Truth be told, I don’t like using my ‘daily writing’ up on politics due to the fact that such little snippets are pretty much guaranteed to alienate a part of my readership. Politics have become insanely divisive and spiteful, with anger and hatred often winning out over calm, reasoned discussion over the political issues of our time. In short, it’s a pretty unpleasant exercise pretty much guaranteed to win me no friends.
But every now and then there comes a major issue so important that it’s really time to talk about it, at least just a little bit. Many of my online friends have asked about the current situation in Syria and if we have the right or responsibility to take military action against Assad’s regime. Unfortunately this has become a very partisan question due to our President’s mishandling of other recent events (such as Benghazi) as well as some very questionable statements by some leading Senators who are wanting to rattle the sabers for no more reason than to ‘restore Obama’s prestige’.
Syria is currently led by the Assad regime, which has historically been brutal, vicious, and a major supporter of international terrorism. The regime has been aided somewhat by an alliance with Russia who sees Syria as a ‘counter-balance’ to American interests in the region.
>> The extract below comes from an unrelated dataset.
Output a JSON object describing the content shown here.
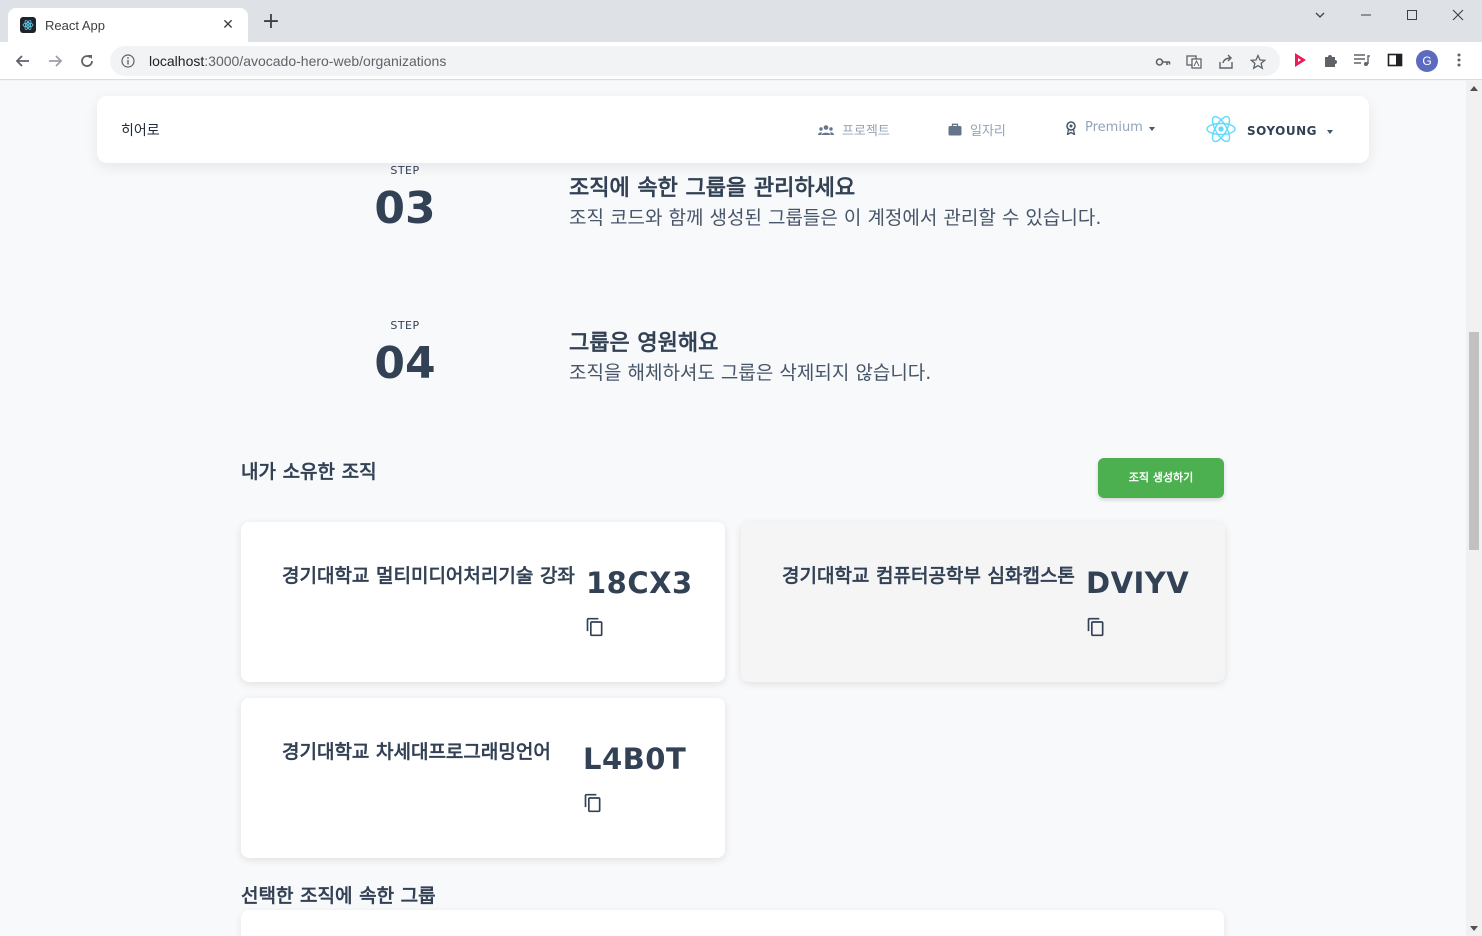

Opposing this regime is a hodge-podge of various groups, such as the Muslim Brotherhood, which wishes to establish their own brand of militant Islam into the nation’s government. The Muslim Brotherhood is the ‘political wing’ of Al Qaeda, the group that attacked New York City and Washington DC on September 11th, 2001. This means that the enemy of Assad is also an enemy we’ve been actively fighting for over ten years.
President Obama has pursued peaceful, if not outright sympathetic, relations with the Islamic Brotherhood in the nations of Iran, Libya, and Egypt, and has even had American troops engage as support for the Brotherhood in other African nations. In fact, in all five current military engagements that American troops have become embroiled, the Islamic Brotherhood figures prominently. In two of them, they are the overt enemy. Yet, in Syria, the goal seems to be to aid this same movement.
The sad truth is that there are no good guys to support in Syria. There is no ‘secular establishment’ with which to build a new Syria after a conflict. There is no ‘moderate political group’ with which the United States can hope to find an accord. All the political groups are enemies of the West, and in some cases, quite literally so. Though our hearts may yearn to aid the victims of these groups, the Syrian civilian population, there are no pragmatic solutions to do so which would not require the United States to conquer the nation – which would not go down well with either Russia or China.
The calculus here is that there are no good options, but that Washington (between Obama’s saber-rattling and threats about ‘red lines’ as well as eager hawkish congressmen) has painted our nation into a bad corner. With only France backing intervention, and most of the world vehemently opposed to it, Obama may have little choice to back down. While this will no doubt harm the prestige and projection of power of the United States for quite some time, Washington’s reckless policies in regards to the Middle East should have never taken us here in the first place.